O secretário da Polícia Civil, Felipe Curi, afirmou que o rastreamento das armas deve revelar rotas e responsáveis pela entrada do armamento no estado.

“Essas armas são utilizadas em guerras violentas atuais, como as da Síria e do Iêmen. Identificar as rotas e responsáveis pela entrada delas é fundamental para enfraquecer o poder bélico das organizações criminosas”, declarou.

O delegado Vinícius Domingos, da Coordenadoria de Fiscalização de Armas e Explosivos, informou que algumas armas exibem inscrições e símbolos de facções criminosas de outros estados. “Encontramos referências à Tropa do Lampião, grupo de criminosos do Nordeste ligado ao Comando Vermelho, o que confirma a expansão dessa facção para outras regiões do país”.

De acordo com a Polícia Civil, 54 dos 117 homens mortos em confronto com a polícia eram naturais de outros estados como Pará, Amazonas, Bahia, Ceará, Goiás e Espírito Santo, indicando a atuação nacional do Comando Vermelho, com lideranças em quatro das cinco regiões do Brasil.

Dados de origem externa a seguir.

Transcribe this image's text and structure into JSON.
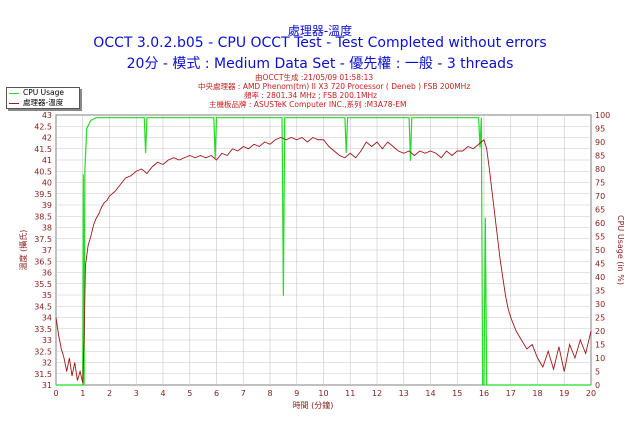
{
  "header": {
    "title_small": "處理器-溫度",
    "title_main": "OCCT 3.0.2.b05 - CPU OCCT Test - Test Completed without errors",
    "title_sub": "20分 - 模式 : Medium Data Set - 優先權 : 一般 - 3 threads"
  },
  "info": {
    "generated": "由OCCT生成 :21/05/09 01:58:13",
    "cpu_label": "中央處理器 :",
    "cpu_value": "AMD Phenom(tm) II X3 720 Processor ( Deneb ) FSB 200MHz",
    "freq_label": "頻率 :",
    "freq_value": "2801.34 MHz ; FSB 200.1MHz",
    "board_label": "主機板品牌 :",
    "board_value": "ASUSTeK Computer INC.,系列 :M3A78-EM"
  },
  "legend": {
    "cpu_usage": "CPU Usage",
    "temp": "處理器-溫度"
  },
  "colors": {
    "title": "#0a0fd2",
    "temp_line": "#a01818",
    "cpu_line": "#22dd22",
    "grid": "#c8c8c8",
    "axis_text": "#8b1a1a"
  },
  "chart_data": {
    "type": "line",
    "xlabel": "時間 (分鐘)",
    "ylabel_left": "溫度 (攝氏)",
    "ylabel_right": "CPU Usage (in %)",
    "xlim": [
      0,
      20
    ],
    "ylim_left": [
      31,
      43
    ],
    "ylim_right": [
      0,
      100
    ],
    "x_ticks": [
      0,
      1,
      2,
      3,
      4,
      5,
      6,
      7,
      8,
      9,
      10,
      11,
      12,
      13,
      14,
      15,
      16,
      17,
      18,
      19,
      20
    ],
    "y_ticks_left": [
      31,
      31.5,
      32,
      32.5,
      33,
      33.5,
      34,
      34.5,
      35,
      35.5,
      36,
      36.5,
      37,
      37.5,
      38,
      38.5,
      39,
      39.5,
      40,
      40.5,
      41,
      41.5,
      42,
      42.5,
      43
    ],
    "y_ticks_right": [
      0,
      5,
      10,
      15,
      20,
      25,
      30,
      35,
      40,
      45,
      50,
      55,
      60,
      65,
      70,
      75,
      80,
      85,
      90,
      95,
      100
    ],
    "grid": true,
    "series": [
      {
        "name": "處理器-溫度",
        "axis": "left",
        "points": [
          [
            0,
            34
          ],
          [
            0.1,
            33.2
          ],
          [
            0.2,
            32.6
          ],
          [
            0.3,
            32.2
          ],
          [
            0.4,
            31.6
          ],
          [
            0.5,
            32.2
          ],
          [
            0.6,
            31.4
          ],
          [
            0.7,
            32
          ],
          [
            0.8,
            31.2
          ],
          [
            0.9,
            31.6
          ],
          [
            1.0,
            31.1
          ],
          [
            1.05,
            33
          ],
          [
            1.1,
            36.3
          ],
          [
            1.2,
            37.2
          ],
          [
            1.3,
            37.6
          ],
          [
            1.4,
            38.1
          ],
          [
            1.5,
            38.4
          ],
          [
            1.6,
            38.6
          ],
          [
            1.7,
            38.9
          ],
          [
            1.8,
            39.1
          ],
          [
            1.9,
            39.2
          ],
          [
            2.0,
            39.4
          ],
          [
            2.2,
            39.6
          ],
          [
            2.4,
            39.9
          ],
          [
            2.6,
            40.2
          ],
          [
            2.8,
            40.3
          ],
          [
            3.0,
            40.5
          ],
          [
            3.2,
            40.6
          ],
          [
            3.4,
            40.4
          ],
          [
            3.6,
            40.7
          ],
          [
            3.8,
            40.9
          ],
          [
            4.0,
            40.8
          ],
          [
            4.2,
            41
          ],
          [
            4.4,
            41.1
          ],
          [
            4.6,
            41
          ],
          [
            4.8,
            41.1
          ],
          [
            5.0,
            41.2
          ],
          [
            5.2,
            41.1
          ],
          [
            5.4,
            41.2
          ],
          [
            5.6,
            41.1
          ],
          [
            5.8,
            41.2
          ],
          [
            6.0,
            41
          ],
          [
            6.2,
            41.3
          ],
          [
            6.4,
            41.2
          ],
          [
            6.6,
            41.5
          ],
          [
            6.8,
            41.4
          ],
          [
            7.0,
            41.6
          ],
          [
            7.2,
            41.5
          ],
          [
            7.4,
            41.7
          ],
          [
            7.6,
            41.6
          ],
          [
            7.8,
            41.8
          ],
          [
            8.0,
            41.7
          ],
          [
            8.2,
            41.9
          ],
          [
            8.4,
            42
          ],
          [
            8.6,
            41.9
          ],
          [
            8.8,
            42
          ],
          [
            9.0,
            41.9
          ],
          [
            9.2,
            42
          ],
          [
            9.4,
            41.8
          ],
          [
            9.6,
            42
          ],
          [
            9.8,
            41.9
          ],
          [
            10.0,
            41.9
          ],
          [
            10.2,
            41.6
          ],
          [
            10.4,
            41.4
          ],
          [
            10.6,
            41.2
          ],
          [
            10.8,
            41.1
          ],
          [
            11.0,
            41.3
          ],
          [
            11.2,
            41.1
          ],
          [
            11.4,
            41.4
          ],
          [
            11.6,
            41.8
          ],
          [
            11.8,
            41.6
          ],
          [
            12.0,
            41.8
          ],
          [
            12.2,
            41.5
          ],
          [
            12.4,
            41.8
          ],
          [
            12.6,
            41.6
          ],
          [
            12.8,
            41.4
          ],
          [
            13.0,
            41.3
          ],
          [
            13.2,
            41.4
          ],
          [
            13.4,
            41.2
          ],
          [
            13.6,
            41.4
          ],
          [
            13.8,
            41.3
          ],
          [
            14.0,
            41.4
          ],
          [
            14.2,
            41.3
          ],
          [
            14.4,
            41.1
          ],
          [
            14.6,
            41.4
          ],
          [
            14.8,
            41.2
          ],
          [
            15.0,
            41.4
          ],
          [
            15.2,
            41.4
          ],
          [
            15.4,
            41.6
          ],
          [
            15.6,
            41.5
          ],
          [
            15.8,
            41.7
          ],
          [
            16.0,
            41.9
          ],
          [
            16.1,
            41.5
          ],
          [
            16.2,
            40.6
          ],
          [
            16.3,
            39.6
          ],
          [
            16.4,
            38.6
          ],
          [
            16.5,
            37.6
          ],
          [
            16.6,
            36.6
          ],
          [
            16.7,
            35.8
          ],
          [
            16.8,
            35
          ],
          [
            16.9,
            34.4
          ],
          [
            17.0,
            34
          ],
          [
            17.2,
            33.4
          ],
          [
            17.4,
            33
          ],
          [
            17.6,
            32.6
          ],
          [
            17.8,
            32.8
          ],
          [
            18.0,
            32.2
          ],
          [
            18.2,
            31.8
          ],
          [
            18.4,
            32.5
          ],
          [
            18.6,
            31.7
          ],
          [
            18.8,
            32.7
          ],
          [
            19.0,
            31.6
          ],
          [
            19.2,
            32.8
          ],
          [
            19.4,
            32.2
          ],
          [
            19.6,
            33
          ],
          [
            19.8,
            32.4
          ],
          [
            20.0,
            33.4
          ]
        ]
      },
      {
        "name": "CPU Usage",
        "axis": "right",
        "points": [
          [
            0,
            0
          ],
          [
            0.95,
            0
          ],
          [
            1.0,
            0
          ],
          [
            1.02,
            78
          ],
          [
            1.05,
            0
          ],
          [
            1.08,
            80
          ],
          [
            1.15,
            95
          ],
          [
            1.3,
            98
          ],
          [
            1.5,
            99
          ],
          [
            2,
            99
          ],
          [
            2.5,
            99
          ],
          [
            3.3,
            99
          ],
          [
            3.35,
            86
          ],
          [
            3.4,
            99
          ],
          [
            4.0,
            99
          ],
          [
            4.6,
            99
          ],
          [
            5.0,
            99
          ],
          [
            5.5,
            99
          ],
          [
            5.9,
            99
          ],
          [
            5.95,
            84
          ],
          [
            6.0,
            99
          ],
          [
            7,
            99
          ],
          [
            8.0,
            99
          ],
          [
            8.45,
            99
          ],
          [
            8.5,
            33
          ],
          [
            8.55,
            99
          ],
          [
            9,
            99
          ],
          [
            9.5,
            99
          ],
          [
            10.0,
            99
          ],
          [
            10.8,
            99
          ],
          [
            10.85,
            86
          ],
          [
            10.9,
            99
          ],
          [
            11.5,
            99
          ],
          [
            12,
            99
          ],
          [
            12.5,
            99
          ],
          [
            13.2,
            99
          ],
          [
            13.25,
            83
          ],
          [
            13.3,
            99
          ],
          [
            13.7,
            99
          ],
          [
            14.5,
            99
          ],
          [
            15.0,
            99
          ],
          [
            15.6,
            99
          ],
          [
            15.8,
            99
          ],
          [
            15.85,
            88
          ],
          [
            15.9,
            99
          ],
          [
            15.95,
            0
          ],
          [
            16.0,
            0
          ],
          [
            16.05,
            62
          ],
          [
            16.1,
            0
          ],
          [
            17,
            0
          ],
          [
            18,
            0
          ],
          [
            19,
            0
          ],
          [
            20,
            0
          ]
        ]
      }
    ]
  }
}
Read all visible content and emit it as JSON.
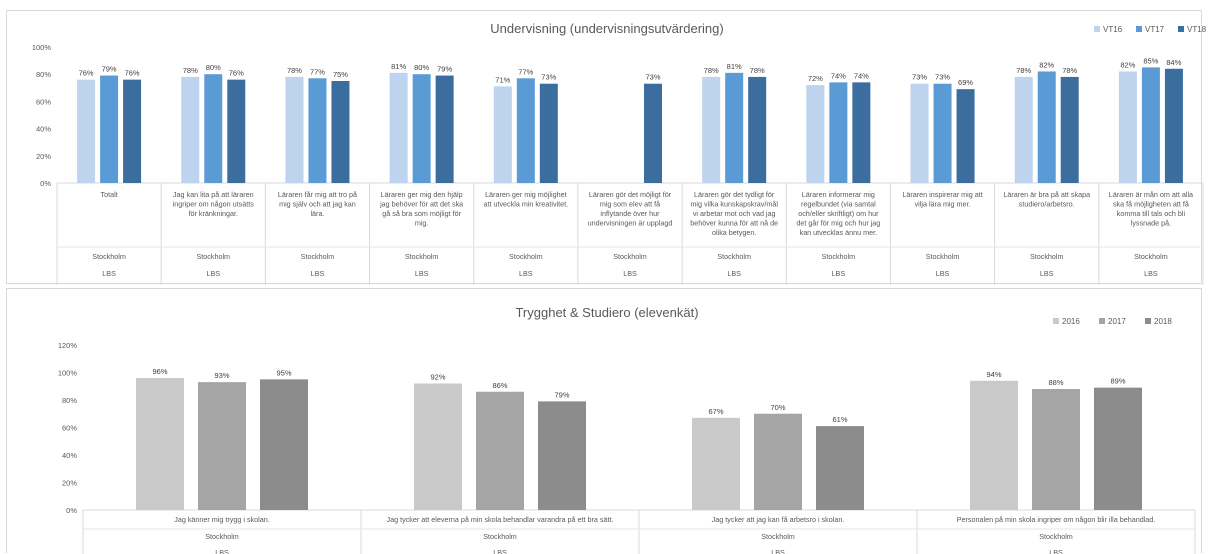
{
  "chart_data": [
    {
      "type": "bar",
      "title": "Undervisning (undervisningsutvärdering)",
      "colors": [
        "#bdd3ee",
        "#5b9bd5",
        "#3b6e9f"
      ],
      "series": [
        {
          "name": "VT16",
          "values": [
            76,
            78,
            78,
            81,
            71,
            null,
            78,
            72,
            73,
            78,
            82
          ]
        },
        {
          "name": "VT17",
          "values": [
            79,
            80,
            77,
            80,
            77,
            null,
            81,
            74,
            73,
            82,
            85
          ]
        },
        {
          "name": "VT18",
          "values": [
            76,
            76,
            75,
            79,
            73,
            73,
            78,
            74,
            69,
            78,
            84
          ]
        }
      ],
      "value_labels": [
        [
          "76%",
          "78%",
          "78%",
          "81%",
          "71%",
          "",
          "78%",
          "72%",
          "73%",
          "78%",
          "82%"
        ],
        [
          "79%",
          "80%",
          "77%",
          "80%",
          "77%",
          "",
          "81%",
          "74%",
          "73%",
          "82%",
          "85%"
        ],
        [
          "76%",
          "76%",
          "75%",
          "79%",
          "73%",
          "73%",
          "78%",
          "74%",
          "69%",
          "78%",
          "84%"
        ]
      ],
      "categories": [
        [
          "Totalt"
        ],
        [
          "Jag kan lita på att läraren",
          "ingriper om någon utsätts",
          "för kränkningar."
        ],
        [
          "Läraren får mig att tro på",
          "mig själv och att jag kan",
          "lära."
        ],
        [
          "Läraren ger mig den hjälp",
          "jag behöver för att det ska",
          "gå så bra som möjligt för",
          "mig."
        ],
        [
          "Läraren ger mig möjlighet",
          "att utveckla min kreativitet."
        ],
        [
          "Läraren gör det möjligt för",
          "mig som elev att få",
          "inflytande över hur",
          "undervisningen är upplagd"
        ],
        [
          "Läraren gör det tydligt för",
          "mig vilka kunskapskrav/mål",
          "vi arbetar mot och vad jag",
          "behöver kunna för att nå de",
          "olika betygen."
        ],
        [
          "Läraren informerar mig",
          "regelbundet (via samtal",
          "och/eller skriftligt) om hur",
          "det går för mig och hur jag",
          "kan utvecklas ännu mer."
        ],
        [
          "Läraren inspirerar mig att",
          "vilja lära mig mer."
        ],
        [
          "Läraren är bra på att skapa",
          "studiero/arbetsro."
        ],
        [
          "Läraren är mån om att alla",
          "ska få möjligheten att få",
          "komma till tals och bli",
          "lyssnade på."
        ]
      ],
      "group_label_1": "Stockholm",
      "group_label_2": "LBS",
      "ylim": [
        0,
        100
      ],
      "yticks": [
        "0%",
        "20%",
        "40%",
        "60%",
        "80%",
        "100%"
      ],
      "legend_position": "top-right",
      "grid": false
    },
    {
      "type": "bar",
      "title": "Trygghet & Studiero (elevenkät)",
      "colors": [
        "#c9c9c9",
        "#a5a5a5",
        "#8c8c8c"
      ],
      "series": [
        {
          "name": "2016",
          "values": [
            96,
            92,
            67,
            94
          ]
        },
        {
          "name": "2017",
          "values": [
            93,
            86,
            70,
            88
          ]
        },
        {
          "name": "2018",
          "values": [
            95,
            79,
            61,
            89
          ]
        }
      ],
      "value_labels": [
        [
          "96%",
          "92%",
          "67%",
          "94%"
        ],
        [
          "93%",
          "86%",
          "70%",
          "88%"
        ],
        [
          "95%",
          "79%",
          "61%",
          "89%"
        ]
      ],
      "categories": [
        [
          "Jag känner mig trygg i skolan."
        ],
        [
          "Jag tycker att eleverna på min skola behandlar varandra på ett bra sätt."
        ],
        [
          "Jag tycker att jag kan få arbetsro i skolan."
        ],
        [
          "Personalen på min skola ingriper om någon blir illa behandlad."
        ]
      ],
      "group_label_1": "Stockholm",
      "group_label_2": "LBS",
      "ylim": [
        0,
        120
      ],
      "yticks": [
        "0%",
        "20%",
        "40%",
        "60%",
        "80%",
        "100%",
        "120%"
      ],
      "legend_position": "top-right",
      "grid": false
    }
  ]
}
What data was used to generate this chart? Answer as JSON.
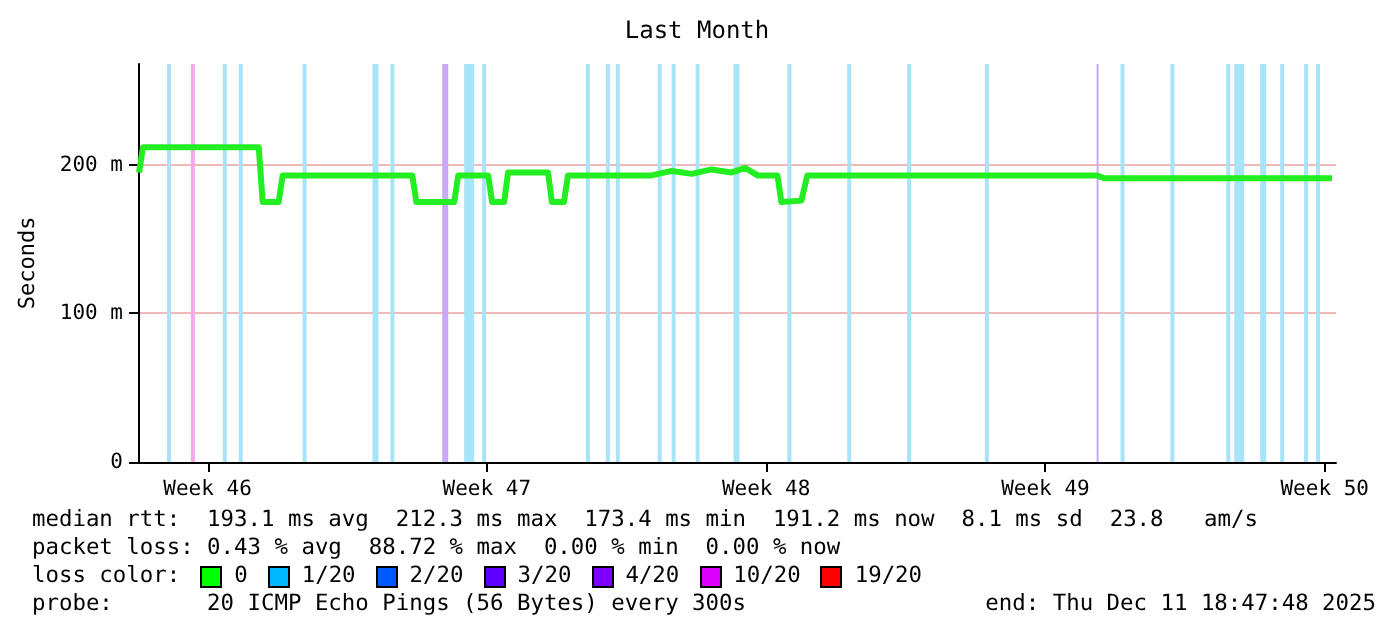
{
  "chart_data": {
    "type": "line",
    "title": "Last Month",
    "ylabel": "Seconds",
    "x": [
      "2025-11-11T18:47",
      "2025-11-11T21:11",
      "2025-11-14T18:47",
      "2025-11-14T21:11",
      "2025-11-15T06:47",
      "2025-11-15T09:11",
      "2025-11-18T15:11",
      "2025-11-18T17:35",
      "2025-11-19T16:23",
      "2025-11-19T18:47",
      "2025-11-20T12:47",
      "2025-11-20T15:11",
      "2025-11-20T22:23",
      "2025-11-21T00:47",
      "2025-11-22T00:47",
      "2025-11-22T03:11",
      "2025-11-22T10:23",
      "2025-11-22T12:47",
      "2025-11-24T15:11",
      "2025-11-25T03:11",
      "2025-11-25T15:11",
      "2025-11-26T03:11",
      "2025-11-26T15:11",
      "2025-11-26T23:35",
      "2025-11-27T06:47",
      "2025-11-27T18:47",
      "2025-11-27T21:11",
      "2025-11-28T09:11",
      "2025-11-28T12:47",
      "2025-12-05T18:47",
      "2025-12-05T23:35",
      "2025-12-11T16:23"
    ],
    "series": [
      {
        "color": "#22ee22",
        "values": [
          195,
          212,
          212,
          175,
          175,
          193,
          193,
          175,
          175,
          193,
          193,
          175,
          175,
          195,
          195,
          175,
          175,
          193,
          193,
          196,
          194,
          197,
          195,
          198,
          193,
          193,
          175,
          176,
          193,
          193,
          191,
          191
        ]
      }
    ],
    "xlim": [
      "2025-11-11T18:47",
      "2025-12-11T18:47"
    ],
    "xticks": [
      {
        "value": "2025-11-13T12:00",
        "label": "Week 46"
      },
      {
        "value": "2025-11-20T12:00",
        "label": "Week 47"
      },
      {
        "value": "2025-11-27T12:00",
        "label": "Week 48"
      },
      {
        "value": "2025-12-04T12:00",
        "label": "Week 49"
      },
      {
        "value": "2025-12-11T12:00",
        "label": "Week 50"
      }
    ],
    "ylim": [
      0,
      268
    ],
    "yticks": [
      {
        "value": 0,
        "label": "0"
      },
      {
        "value": 100,
        "label": "100 m"
      },
      {
        "value": 200,
        "label": "200 m"
      }
    ],
    "grid": "y",
    "marker": "none",
    "line_style": "solid",
    "bands": [
      {
        "axis": "x",
        "from": "2025-11-12T11:35",
        "to": "2025-11-12T13:59",
        "color": "#a8e4f8"
      },
      {
        "axis": "x",
        "from": "2025-11-13T01:59",
        "to": "2025-11-13T04:23",
        "color": "#f8a8e8"
      },
      {
        "axis": "x",
        "from": "2025-11-13T21:11",
        "to": "2025-11-13T23:35",
        "color": "#a8e4f8"
      },
      {
        "axis": "x",
        "from": "2025-11-14T06:47",
        "to": "2025-11-14T09:11",
        "color": "#a8e4f8"
      },
      {
        "axis": "x",
        "from": "2025-11-15T21:11",
        "to": "2025-11-15T23:35",
        "color": "#a8e4f8"
      },
      {
        "axis": "x",
        "from": "2025-11-17T15:11",
        "to": "2025-11-17T18:47",
        "color": "#a8e4f8"
      },
      {
        "axis": "x",
        "from": "2025-11-18T01:59",
        "to": "2025-11-18T04:23",
        "color": "#a8e4f8"
      },
      {
        "axis": "x",
        "from": "2025-11-19T09:11",
        "to": "2025-11-19T12:47",
        "color": "#c8a8f8"
      },
      {
        "axis": "x",
        "from": "2025-11-19T22:23",
        "to": "2025-11-20T04:23",
        "color": "#a8e4f8"
      },
      {
        "axis": "x",
        "from": "2025-11-20T09:11",
        "to": "2025-11-20T11:35",
        "color": "#a8e4f8"
      },
      {
        "axis": "x",
        "from": "2025-11-22T23:35",
        "to": "2025-11-23T01:59",
        "color": "#a8e4f8"
      },
      {
        "axis": "x",
        "from": "2025-11-23T11:35",
        "to": "2025-11-23T13:59",
        "color": "#a8e4f8"
      },
      {
        "axis": "x",
        "from": "2025-11-23T17:35",
        "to": "2025-11-23T19:59",
        "color": "#a8e4f8"
      },
      {
        "axis": "x",
        "from": "2025-11-24T18:47",
        "to": "2025-11-24T21:11",
        "color": "#a8e4f8"
      },
      {
        "axis": "x",
        "from": "2025-11-25T03:11",
        "to": "2025-11-25T05:35",
        "color": "#a8e4f8"
      },
      {
        "axis": "x",
        "from": "2025-11-25T17:35",
        "to": "2025-11-25T19:59",
        "color": "#a8e4f8"
      },
      {
        "axis": "x",
        "from": "2025-11-26T16:23",
        "to": "2025-11-26T19:59",
        "color": "#a8e4f8"
      },
      {
        "axis": "x",
        "from": "2025-11-28T00:47",
        "to": "2025-11-28T03:11",
        "color": "#a8e4f8"
      },
      {
        "axis": "x",
        "from": "2025-11-29T12:47",
        "to": "2025-11-29T15:11",
        "color": "#a8e4f8"
      },
      {
        "axis": "x",
        "from": "2025-12-01T00:47",
        "to": "2025-12-01T03:11",
        "color": "#a8e4f8"
      },
      {
        "axis": "x",
        "from": "2025-12-02T23:35",
        "to": "2025-12-03T01:59",
        "color": "#a8e4f8"
      },
      {
        "axis": "x",
        "from": "2025-12-05T18:47",
        "to": "2025-12-05T19:59",
        "color": "#c8a8f8"
      },
      {
        "axis": "x",
        "from": "2025-12-06T09:11",
        "to": "2025-12-06T11:35",
        "color": "#a8e4f8"
      },
      {
        "axis": "x",
        "from": "2025-12-07T15:11",
        "to": "2025-12-07T17:35",
        "color": "#a8e4f8"
      },
      {
        "axis": "x",
        "from": "2025-12-09T00:47",
        "to": "2025-12-09T03:11",
        "color": "#a8e4f8"
      },
      {
        "axis": "x",
        "from": "2025-12-09T05:35",
        "to": "2025-12-09T11:35",
        "color": "#a8e4f8"
      },
      {
        "axis": "x",
        "from": "2025-12-09T21:11",
        "to": "2025-12-10T00:47",
        "color": "#a8e4f8"
      },
      {
        "axis": "x",
        "from": "2025-12-10T09:11",
        "to": "2025-12-10T11:35",
        "color": "#a8e4f8"
      },
      {
        "axis": "x",
        "from": "2025-12-10T23:35",
        "to": "2025-12-11T01:59",
        "color": "#a8e4f8"
      },
      {
        "axis": "x",
        "from": "2025-12-11T06:47",
        "to": "2025-12-11T09:11",
        "color": "#a8e4f8"
      }
    ],
    "annotations": [
      "median rtt:  193.1 ms avg  212.3 ms max  173.4 ms min  191.2 ms now  8.1 ms sd  23.8   am/s",
      "packet loss: 0.43 % avg  88.72 % max  0.00 % min  0.00 % now",
      "loss color:",
      "0",
      "1/20",
      "2/20",
      "3/20",
      "4/20",
      "10/20",
      "19/20",
      "probe:       20 ICMP Echo Pings (56 Bytes) every 300s",
      "end: Thu Dec 11 18:47:48 2025"
    ]
  }
}
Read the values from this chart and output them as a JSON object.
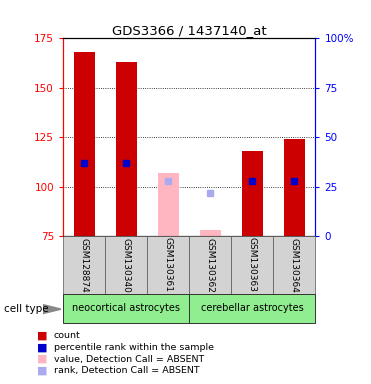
{
  "title": "GDS3366 / 1437140_at",
  "samples": [
    "GSM128874",
    "GSM130340",
    "GSM130361",
    "GSM130362",
    "GSM130363",
    "GSM130364"
  ],
  "bar_bottom": 75,
  "counts": [
    168,
    163,
    null,
    null,
    118,
    124
  ],
  "percentiles": [
    112,
    112,
    null,
    null,
    103,
    103
  ],
  "absent_values": [
    null,
    null,
    107,
    78,
    null,
    null
  ],
  "absent_ranks": [
    null,
    null,
    103,
    97,
    null,
    null
  ],
  "ylim_left": [
    75,
    175
  ],
  "ylim_right": [
    0,
    100
  ],
  "yticks_left": [
    75,
    100,
    125,
    150,
    175
  ],
  "yticks_right": [
    0,
    25,
    50,
    75,
    100
  ],
  "ytick_labels_right": [
    "0",
    "25",
    "50",
    "75",
    "100%"
  ],
  "bar_color_present": "#cc0000",
  "bar_color_absent": "#ffb6c1",
  "percentile_color_present": "#0000cc",
  "percentile_color_absent": "#aaaaee",
  "group1_label": "neocortical astrocytes",
  "group2_label": "cerebellar astrocytes",
  "group1_color": "#90EE90",
  "group2_color": "#90EE90",
  "cell_type_label": "cell type",
  "legend_items": [
    {
      "label": "count",
      "color": "#cc0000"
    },
    {
      "label": "percentile rank within the sample",
      "color": "#0000cc"
    },
    {
      "label": "value, Detection Call = ABSENT",
      "color": "#ffb6c1"
    },
    {
      "label": "rank, Detection Call = ABSENT",
      "color": "#aaaaee"
    }
  ]
}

Os fuzis apreendidos estão sendo periciados, e a Polícia Civil pretende compartilhar as informações com o Exército para rastrear a origem de armamentos desviados.

A operação, planejada por mais de um ano e com 60 dias de preparação, teve como alvo líderes do Comando Vermelho. Vídeos divulgados pela polícia mostram criminosos armados em locais de treinamento, disparando contra garrafas, revelando a rotina de novos membros da facção.